Aktualisiert am 1. November 2024 von Antje Tomfohrde
übersetzt aus dem Französischen von Norma Cassau
„Ein Sommerabend“ von Cécilie Tlili hatte ich für die Podcast-Folge Urlaubsbücher Sommer 2024 ausgewählt. Es klang nach einem Buch für den Sommer, das mehr zu bieten hat als ein Abendessen in der lauen Sommerabendluft.
Worum geht es in „Ein Sommerabend“?
Es ist Sommer. Es ist heiß. Zwei Paare treffen sich zu einem Abendessen in Paris. Es hört sich nach nichts Ungewöhnlichem an.

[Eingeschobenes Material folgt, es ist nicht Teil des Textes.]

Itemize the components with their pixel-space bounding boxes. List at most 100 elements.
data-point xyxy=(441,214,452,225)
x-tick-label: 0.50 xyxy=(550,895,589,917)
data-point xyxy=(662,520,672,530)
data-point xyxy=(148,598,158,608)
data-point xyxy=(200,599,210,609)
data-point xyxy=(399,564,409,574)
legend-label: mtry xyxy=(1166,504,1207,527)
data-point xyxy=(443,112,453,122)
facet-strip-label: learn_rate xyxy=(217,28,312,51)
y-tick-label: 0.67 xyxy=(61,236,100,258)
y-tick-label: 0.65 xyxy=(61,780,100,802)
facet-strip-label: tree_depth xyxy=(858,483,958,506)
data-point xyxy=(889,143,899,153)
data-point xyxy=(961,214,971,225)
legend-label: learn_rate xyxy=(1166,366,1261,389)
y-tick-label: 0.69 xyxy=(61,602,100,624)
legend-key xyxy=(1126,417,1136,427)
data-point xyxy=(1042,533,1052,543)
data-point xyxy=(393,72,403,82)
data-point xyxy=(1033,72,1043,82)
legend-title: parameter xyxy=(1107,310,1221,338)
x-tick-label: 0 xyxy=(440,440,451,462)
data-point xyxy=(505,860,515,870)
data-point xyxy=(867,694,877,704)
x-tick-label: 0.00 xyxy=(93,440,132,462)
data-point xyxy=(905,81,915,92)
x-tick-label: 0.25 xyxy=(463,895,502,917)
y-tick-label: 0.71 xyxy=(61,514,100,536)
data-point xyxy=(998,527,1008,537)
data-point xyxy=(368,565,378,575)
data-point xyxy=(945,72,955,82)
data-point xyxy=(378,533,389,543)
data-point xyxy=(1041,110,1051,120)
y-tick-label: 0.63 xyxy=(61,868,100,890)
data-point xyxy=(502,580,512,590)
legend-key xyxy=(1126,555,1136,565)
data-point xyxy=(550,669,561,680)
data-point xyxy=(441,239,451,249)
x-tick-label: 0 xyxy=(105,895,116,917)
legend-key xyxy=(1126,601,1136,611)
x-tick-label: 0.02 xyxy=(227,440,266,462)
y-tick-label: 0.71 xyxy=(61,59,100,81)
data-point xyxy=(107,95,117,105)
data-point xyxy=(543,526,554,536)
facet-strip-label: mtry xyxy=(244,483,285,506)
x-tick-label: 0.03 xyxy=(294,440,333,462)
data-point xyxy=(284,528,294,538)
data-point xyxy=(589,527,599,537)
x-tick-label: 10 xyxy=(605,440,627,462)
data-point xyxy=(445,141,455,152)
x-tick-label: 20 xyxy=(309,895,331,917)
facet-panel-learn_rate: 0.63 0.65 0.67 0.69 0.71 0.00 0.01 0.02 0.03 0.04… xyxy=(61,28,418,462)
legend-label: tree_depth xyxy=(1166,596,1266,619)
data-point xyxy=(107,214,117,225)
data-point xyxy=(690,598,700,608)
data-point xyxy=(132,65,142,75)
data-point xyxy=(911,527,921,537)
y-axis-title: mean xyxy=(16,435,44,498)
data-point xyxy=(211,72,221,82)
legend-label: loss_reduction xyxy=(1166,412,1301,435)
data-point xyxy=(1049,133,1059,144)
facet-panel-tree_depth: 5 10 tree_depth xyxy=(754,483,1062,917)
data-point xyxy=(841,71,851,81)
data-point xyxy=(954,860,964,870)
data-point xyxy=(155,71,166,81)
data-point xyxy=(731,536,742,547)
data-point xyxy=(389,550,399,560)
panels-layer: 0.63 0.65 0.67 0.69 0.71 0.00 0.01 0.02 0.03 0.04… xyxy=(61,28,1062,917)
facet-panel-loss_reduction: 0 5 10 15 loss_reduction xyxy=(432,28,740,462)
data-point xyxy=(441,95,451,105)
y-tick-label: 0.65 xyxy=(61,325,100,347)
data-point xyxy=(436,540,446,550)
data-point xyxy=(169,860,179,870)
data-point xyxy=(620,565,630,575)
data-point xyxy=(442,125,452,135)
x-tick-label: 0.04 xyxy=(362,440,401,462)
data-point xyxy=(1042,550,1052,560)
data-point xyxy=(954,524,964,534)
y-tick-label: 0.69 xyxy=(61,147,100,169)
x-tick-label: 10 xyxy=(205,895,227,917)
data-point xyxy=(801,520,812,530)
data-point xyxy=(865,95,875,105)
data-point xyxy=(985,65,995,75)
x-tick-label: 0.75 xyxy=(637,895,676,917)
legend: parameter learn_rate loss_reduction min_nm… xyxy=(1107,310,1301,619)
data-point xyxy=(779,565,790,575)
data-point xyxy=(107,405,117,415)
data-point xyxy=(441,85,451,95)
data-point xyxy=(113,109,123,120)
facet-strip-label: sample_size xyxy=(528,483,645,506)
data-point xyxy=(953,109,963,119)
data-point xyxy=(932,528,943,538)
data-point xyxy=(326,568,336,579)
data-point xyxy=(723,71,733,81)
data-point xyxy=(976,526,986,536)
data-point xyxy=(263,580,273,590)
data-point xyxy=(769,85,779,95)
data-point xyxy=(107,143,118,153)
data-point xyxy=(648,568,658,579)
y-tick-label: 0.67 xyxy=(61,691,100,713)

Doch ist es kein normales Treffen mit Freunden zum Essen. Für Gastgeber Étienne hat der Abend das Ziel, mithilfe von Johar, der Frau seines Freundes Rémi, einen wichtigen Mandanten zu gewinnen, um sich beruflich den Hintern zu retten.
„Das ist ein katastrophales Jahr für ihn und wird es auch bleiben, es sei denn, ihm gelingt die Akquise neuer Aufträge, auf der Stelle. Heute Abend spielt er um sein Überleben.“
– Aus „Ein Sommerabend“ von Cécile Tlili
Auch Johar hat Berufliches im Kopf. Ihr ist eine Position oder besser die Position, auf die sie seit Jahren hingearbeitet hat, angeboten worden. Sie muss sich an diesem Abend entscheiden, ob sie den Job annimmt oder nicht. Eigentlich hat sie gar kein Interesse an dem Abendessen, sie ist nur ihrem Mann Rémi zuliebe mitgekommen.
Rémi ist Lehrer und wirkt auf den ersten Blick so, als ob er der Entspannteste des Abends ist. Doch der Schein trügt. Auch er denkt über sein Leben, seine Ehe und seine Freundschaft zu Étienne nach.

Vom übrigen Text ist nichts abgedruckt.